# Audio anomaly concerning a certain blu-ray version. Possible trend?



## uni_panther (Feb 19, 2011)

First of all I apologize if this is the wrong section and would be happy if someone directed me to the correct area. I felt this was the most pertinent section. This isn't a review itself. There is a review up for the movie I'm going to mention and wasn't sure if this post should just be put into that movie review or not. With that being said here is the situation.

A situation has arisen that I think should concern us all. I was hoping more people could weigh in on this as I'm pretty annoyed by this. A good friend of mine contacted me as I'm his "go to guy" with HT stuff. His parents bought a Blu-ray combo pack and he couldn't get anything more than 5.1 Dolby Digital. I went through all the normal stuff thinking he was just goofing up. As soon as he sent me scans on his ipad of the box and the info a red flag went up to me. It is the Hunger Games/Catching Fire - Double feature which I will link at the end of this post. 

The red flag went up because it was Lionsgate and the only tracks were 5.1 English Dolby Digital and 5.1 Spanish Dolby Digital. I recall this happening to me when I rented both of the Expendables blu-rays and was shocked it was only 5.1 Dolby Digital. After some digging I found out they were doing this on rental blu-rays. I was annoyed but I borrowed a friends store bought copy and it was a proper 7.1 DTS:MA 

However this recent case involving a friend and his parents is on a STORE purchased copy. Now I realize this is a combo pack but still. The fact they have restricted it similar to a rental is baffling to me. Now I can't say I have tested this myself nor seen it with my own eyes so I'm at the mercy of my friends word on this. But with the back of the box info (that isn't infallible) and my personal experience with the Expendable rentals that had the exact same 5.1 DD English and Spanish tracks I'm going to think this is the case with this store bought copy. 

I find this absolutely disturbing and would like to know if anyone else has run across other instances of this and if you know it is only related to Lionsgate films. I would urge caution when purchasing Lionsgate films. Especially in the cases where it isn't a stand alone movie.
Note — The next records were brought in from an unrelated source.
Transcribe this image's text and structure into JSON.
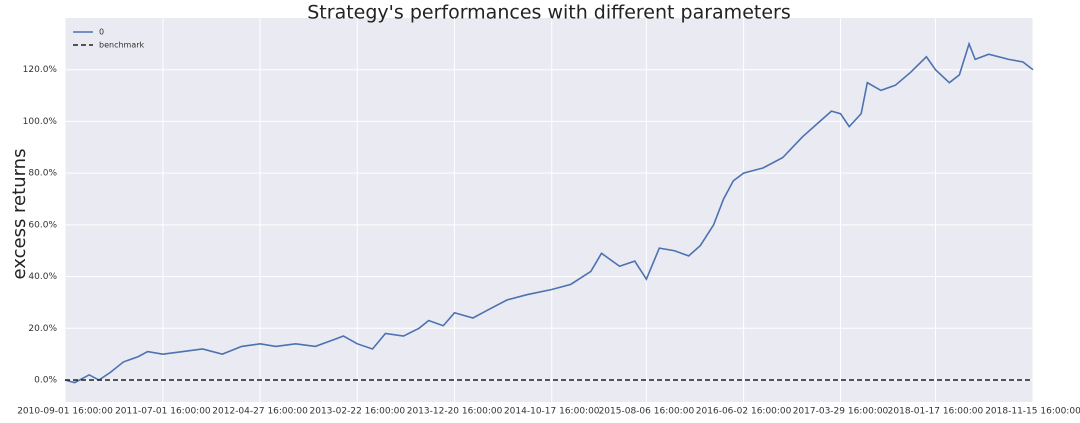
{
  "chart_data": {
    "type": "line",
    "title": "Strategy's performances with different parameters",
    "y_label": "excess returns",
    "x": [
      "2010-09-01",
      "2010-10-01",
      "2010-11-15",
      "2010-12-15",
      "2011-01-20",
      "2011-03-01",
      "2011-04-15",
      "2011-05-15",
      "2011-07-01",
      "2011-09-01",
      "2011-11-01",
      "2012-01-01",
      "2012-03-01",
      "2012-04-27",
      "2012-06-15",
      "2012-08-15",
      "2012-10-15",
      "2012-12-20",
      "2013-01-10",
      "2013-02-22",
      "2013-04-10",
      "2013-05-20",
      "2013-07-15",
      "2013-09-01",
      "2013-10-01",
      "2013-11-15",
      "2013-12-20",
      "2014-02-15",
      "2014-04-01",
      "2014-06-01",
      "2014-08-01",
      "2014-10-17",
      "2014-12-15",
      "2015-02-15",
      "2015-03-20",
      "2015-05-15",
      "2015-07-01",
      "2015-08-06",
      "2015-09-15",
      "2015-11-01",
      "2015-12-15",
      "2016-01-20",
      "2016-03-01",
      "2016-04-01",
      "2016-05-01",
      "2016-06-02",
      "2016-08-01",
      "2016-10-01",
      "2016-12-01",
      "2017-01-15",
      "2017-03-01",
      "2017-03-29",
      "2017-04-25",
      "2017-06-01",
      "2017-06-20",
      "2017-08-01",
      "2017-09-15",
      "2017-11-01",
      "2017-12-20",
      "2018-01-17",
      "2018-03-01",
      "2018-04-01",
      "2018-05-01",
      "2018-05-20",
      "2018-07-01",
      "2018-09-01",
      "2018-10-15",
      "2018-11-15"
    ],
    "series": [
      {
        "name": "0",
        "color": "#4c72b0",
        "dash": "solid",
        "values": [
          0,
          -1,
          2,
          0,
          3,
          7,
          9,
          11,
          10,
          11,
          12,
          10,
          13,
          14,
          13,
          14,
          13,
          16,
          17,
          14,
          12,
          18,
          17,
          20,
          23,
          21,
          26,
          24,
          27,
          31,
          33,
          35,
          37,
          42,
          49,
          44,
          46,
          39,
          51,
          50,
          48,
          52,
          60,
          70,
          77,
          80,
          82,
          86,
          94,
          99,
          104,
          103,
          98,
          103,
          115,
          112,
          114,
          119,
          125,
          120,
          115,
          118,
          130,
          124,
          126,
          124,
          123,
          120
        ]
      },
      {
        "name": "benchmark",
        "color": "#222222",
        "dash": "dashed",
        "values": [
          0,
          0,
          0,
          0,
          0,
          0,
          0,
          0,
          0,
          0,
          0,
          0,
          0,
          0,
          0,
          0,
          0,
          0,
          0,
          0,
          0,
          0,
          0,
          0,
          0,
          0,
          0,
          0,
          0,
          0,
          0,
          0,
          0,
          0,
          0,
          0,
          0,
          0,
          0,
          0,
          0,
          0,
          0,
          0,
          0,
          0,
          0,
          0,
          0,
          0,
          0,
          0,
          0,
          0,
          0,
          0,
          0,
          0,
          0,
          0,
          0,
          0,
          0,
          0,
          0,
          0,
          0,
          0
        ]
      }
    ],
    "xlim": [
      "2010-09-01 16:00:00",
      "2018-11-15 16:00:00"
    ],
    "xticks": [
      "2010-09-01 16:00:00",
      "2011-07-01 16:00:00",
      "2012-04-27 16:00:00",
      "2013-02-22 16:00:00",
      "2013-12-20 16:00:00",
      "2014-10-17 16:00:00",
      "2015-08-06 16:00:00",
      "2016-06-02 16:00:00",
      "2017-03-29 16:00:00",
      "2018-01-17 16:00:00",
      "2018-11-15 16:00:00"
    ],
    "ylim": [
      -8.5,
      140
    ],
    "yticks": [
      {
        "value": 0,
        "label": "0.0%"
      },
      {
        "value": 20,
        "label": "20.0%"
      },
      {
        "value": 40,
        "label": "40.0%"
      },
      {
        "value": 60,
        "label": "60.0%"
      },
      {
        "value": 80,
        "label": "80.0%"
      },
      {
        "value": 100,
        "label": "100.0%"
      },
      {
        "value": 120,
        "label": "120.0%"
      }
    ],
    "grid": true,
    "legend": "upper left"
  }
}
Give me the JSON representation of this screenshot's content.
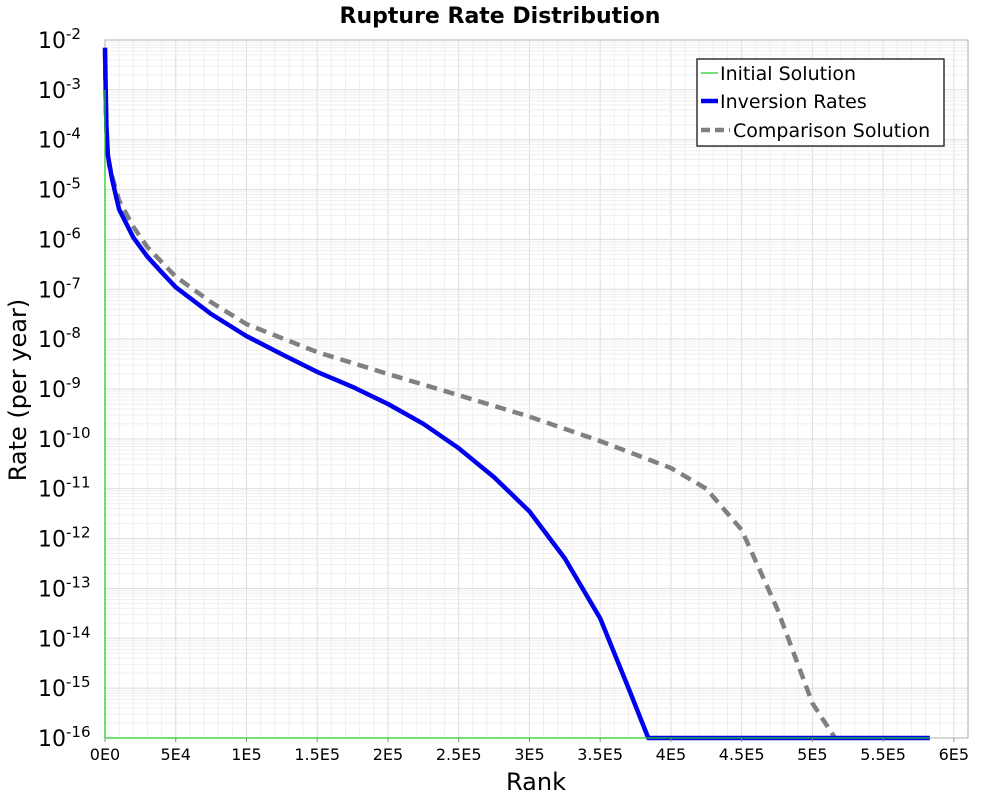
{
  "chart_data": {
    "type": "line",
    "title": "Rupture Rate Distribution",
    "xlabel": "Rank",
    "ylabel": "Rate (per year)",
    "xlim": [
      0,
      610000
    ],
    "ylim": [
      1e-16,
      0.01
    ],
    "yscale": "log",
    "grid": true,
    "legend_position": "top-right",
    "x_ticks": [
      {
        "value": 0,
        "label": "0E0"
      },
      {
        "value": 50000,
        "label": "5E4"
      },
      {
        "value": 100000,
        "label": "1E5"
      },
      {
        "value": 150000,
        "label": "1.5E5"
      },
      {
        "value": 200000,
        "label": "2E5"
      },
      {
        "value": 250000,
        "label": "2.5E5"
      },
      {
        "value": 300000,
        "label": "3E5"
      },
      {
        "value": 350000,
        "label": "3.5E5"
      },
      {
        "value": 400000,
        "label": "4E5"
      },
      {
        "value": 450000,
        "label": "4.5E5"
      },
      {
        "value": 500000,
        "label": "5E5"
      },
      {
        "value": 550000,
        "label": "5.5E5"
      },
      {
        "value": 600000,
        "label": "6E5"
      }
    ],
    "y_ticks": [
      {
        "value": 0.01,
        "base": "10",
        "exp": "-2"
      },
      {
        "value": 0.001,
        "base": "10",
        "exp": "-3"
      },
      {
        "value": 0.0001,
        "base": "10",
        "exp": "-4"
      },
      {
        "value": 1e-05,
        "base": "10",
        "exp": "-5"
      },
      {
        "value": 1e-06,
        "base": "10",
        "exp": "-6"
      },
      {
        "value": 1e-07,
        "base": "10",
        "exp": "-7"
      },
      {
        "value": 1e-08,
        "base": "10",
        "exp": "-8"
      },
      {
        "value": 1e-09,
        "base": "10",
        "exp": "-9"
      },
      {
        "value": 1e-10,
        "base": "10",
        "exp": "-10"
      },
      {
        "value": 1e-11,
        "base": "10",
        "exp": "-11"
      },
      {
        "value": 1e-12,
        "base": "10",
        "exp": "-12"
      },
      {
        "value": 1e-13,
        "base": "10",
        "exp": "-13"
      },
      {
        "value": 1e-14,
        "base": "10",
        "exp": "-14"
      },
      {
        "value": 1e-15,
        "base": "10",
        "exp": "-15"
      },
      {
        "value": 1e-16,
        "base": "10",
        "exp": "-16"
      }
    ],
    "series": [
      {
        "name": "Initial Solution",
        "color": "#22cc22",
        "style": "thin-solid",
        "points": [
          [
            0,
            0.001
          ],
          [
            0,
            1e-16
          ],
          [
            583000,
            1e-16
          ]
        ]
      },
      {
        "name": "Inversion Rates",
        "color": "#0000ee",
        "style": "thick-solid",
        "points": [
          [
            0,
            0.007
          ],
          [
            500,
            0.001
          ],
          [
            1000,
            0.0002
          ],
          [
            2000,
            5e-05
          ],
          [
            5000,
            1.6e-05
          ],
          [
            10000,
            4e-06
          ],
          [
            20000,
            1.1e-06
          ],
          [
            30000,
            4.5e-07
          ],
          [
            40000,
            2.2e-07
          ],
          [
            50000,
            1.1e-07
          ],
          [
            75000,
            3.2e-08
          ],
          [
            100000,
            1.15e-08
          ],
          [
            125000,
            5e-09
          ],
          [
            150000,
            2.2e-09
          ],
          [
            175000,
            1.1e-09
          ],
          [
            200000,
            5e-10
          ],
          [
            225000,
            2e-10
          ],
          [
            250000,
            6.5e-11
          ],
          [
            275000,
            1.7e-11
          ],
          [
            300000,
            3.5e-12
          ],
          [
            325000,
            4e-13
          ],
          [
            350000,
            2.5e-14
          ],
          [
            370000,
            1e-15
          ],
          [
            384000,
            1e-16
          ],
          [
            583000,
            1e-16
          ]
        ]
      },
      {
        "name": "Comparison Solution",
        "color": "#808080",
        "style": "thick-dashed",
        "points": [
          [
            0,
            0.006
          ],
          [
            1000,
            0.0001
          ],
          [
            3000,
            3e-05
          ],
          [
            10000,
            6e-06
          ],
          [
            20000,
            1.8e-06
          ],
          [
            30000,
            7e-07
          ],
          [
            50000,
            1.8e-07
          ],
          [
            75000,
            5.5e-08
          ],
          [
            100000,
            2e-08
          ],
          [
            150000,
            5.5e-09
          ],
          [
            200000,
            2e-09
          ],
          [
            250000,
            7.5e-10
          ],
          [
            300000,
            2.8e-10
          ],
          [
            350000,
            9e-11
          ],
          [
            400000,
            2.6e-11
          ],
          [
            425000,
            1e-11
          ],
          [
            450000,
            1.5e-12
          ],
          [
            475000,
            4e-14
          ],
          [
            500000,
            5e-16
          ],
          [
            516000,
            1e-16
          ]
        ]
      }
    ]
  }
}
I can't fathom the reasoning behind this and plan on contacting them. I originally posted this on the Facebook HTS page and was told it would make a good discussion over here. 

Here is the combo pack. http://www.amazon.com/The-Hunger-Ga...e+hunger+games/catching+fire-++double+feature

If anyone happens to have this and could verify what my friend saw (and what I believe it to be the case with the exact same similar experience I had with renting some Lionsgate films) it would be appreciated.


----------



## Mike Edwards (Mar 10, 2011)

Lions gate/summit entertainment has done this on several occasions. The most well known was RED where they had a did 5.1 track on the regular edition to save space and fit it on a BD-25 while the special edition version was the only one with dts-hd ma. Most likely the double pack is stripped on features and had the audio down graded to fit on a bd-25 as well. Its not common but they do it occasionally


----------



## uni_panther (Feb 19, 2011)

As much as I enjoy special features and usually watch them I'm even ok with a "bare bones" edition that goes light on the special features but I find it unacceptable when you buy a Blu-ray to find they have downgraded it to a standard Dolby Digital track.

It would be like popping in a movie and finding out they only decided to do 720p. If they need to go dual layer then that is what they should do. Does anyone know of any other studio out there that has chosen to do this like Lionsgate has? I'm not aware of any offhand.


----------



## Mike Edwards (Mar 10, 2011)

uni_panther said:


> As much as I enjoy special features and usually watch them I'm even ok with a "bare bones" edition that goes light on the special features but I find it unacceptable when you buy a Blu-ray to find they have downgraded it to a standard Dolby Digital track.
> 
> It would be like popping in a movie and finding out they only decided to do 720p. If they need to go dual layer then that is what they should do. Does anyone know of any other studio out there that has chosen to do this like Lionsgate has? I'm not aware of any offhand.


Fox has done it, Sony has done it, Universal has done it, most every studio has done lossy audio at one time or other..


----------



## uni_panther (Feb 19, 2011)

Wow. I watch a quite a bit of movies and I have never run across this before except when renting Lionsgate films. Can't believe with all the time I spend on HT forums and talking with others that no one ever brought this up before or had it happen to them. That is truly disturbing to me. I'm going to have to give each title extra scrutiny from now on.


----------



## Mike Edwards (Mar 10, 2011)

uni_panther said:


> Wow. I watch a quite a bit of movies and I have never run across this before except when renting Lionsgate films. Can't believe with all the time I spend on HT forums and talking with others that no one ever brought this up before or had it happen to them. That is truly disturbing to me. I'm going to have to give each title extra scrutiny from now on.


Fox's "Robots" came with a 5.1 DTS core track, and Uni did Halloween II and Uncle Buck as DTS 5.1 tracks for both titles, and there's a bunch of others... now if we're talking non lossless altogether and include 640 kbps DD (which is technically considered HD audio) then 90% of warner's and paramounts early format war titles are lossy.


----------